The Fast K-Means option provides a dramatic performance improvement over the K-Means option. When selected, the options on the analysis parameters tab are altered and the options on the expert options tab are not available. With Fast K-Means, the options include the following:
- The Number of Clusters, Convergence Criterion and Maximum Iterations are provided as before.
- The option to remove null values using list-wise deletion is not offered, it is automatically done.
- The Variable Importance Evaluation Reports are not offered.
- The Cluster Definitions Database and Table names are supplied by you. This table stores the model and the scoring module processes it. It can also be used to continue execution starting with the cluster definitions in this table, rather than using random starting clusters.
- An Advertise Option option is provided for the Cluster Definitions table.
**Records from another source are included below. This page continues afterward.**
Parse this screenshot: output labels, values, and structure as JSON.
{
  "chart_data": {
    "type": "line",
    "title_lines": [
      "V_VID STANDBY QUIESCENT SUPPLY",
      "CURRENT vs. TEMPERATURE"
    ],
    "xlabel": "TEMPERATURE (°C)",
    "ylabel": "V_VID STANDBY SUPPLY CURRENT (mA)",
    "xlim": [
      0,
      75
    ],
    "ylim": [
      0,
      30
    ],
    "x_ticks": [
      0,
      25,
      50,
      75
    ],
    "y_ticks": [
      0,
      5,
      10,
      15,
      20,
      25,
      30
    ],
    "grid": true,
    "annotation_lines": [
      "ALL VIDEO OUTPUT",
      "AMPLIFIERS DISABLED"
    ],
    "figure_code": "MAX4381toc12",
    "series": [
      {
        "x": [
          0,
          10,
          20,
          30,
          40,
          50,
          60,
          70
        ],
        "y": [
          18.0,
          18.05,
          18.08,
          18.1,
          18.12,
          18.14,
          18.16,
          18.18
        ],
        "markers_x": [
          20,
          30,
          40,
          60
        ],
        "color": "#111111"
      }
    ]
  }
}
The Fast K-Means algorithm creates an output table structured differently than other clustering algorithms. The output table is converted into the style used by other algorithms (that is, viewed as a report and graphed in the usual manner). If the conversion is not possible, you can view the cluster definitions in the new style as data, along with the progress report.
Install the td_analyze external stored procedure and the tda_kmeans table operator called by the stored procedure in the database where the TWM metadata tables reside. Use the Install or Uninstall UDFs option under the Teradata Warehouse Miner start program item, selecting the option to Install TD_Analyze UDFs.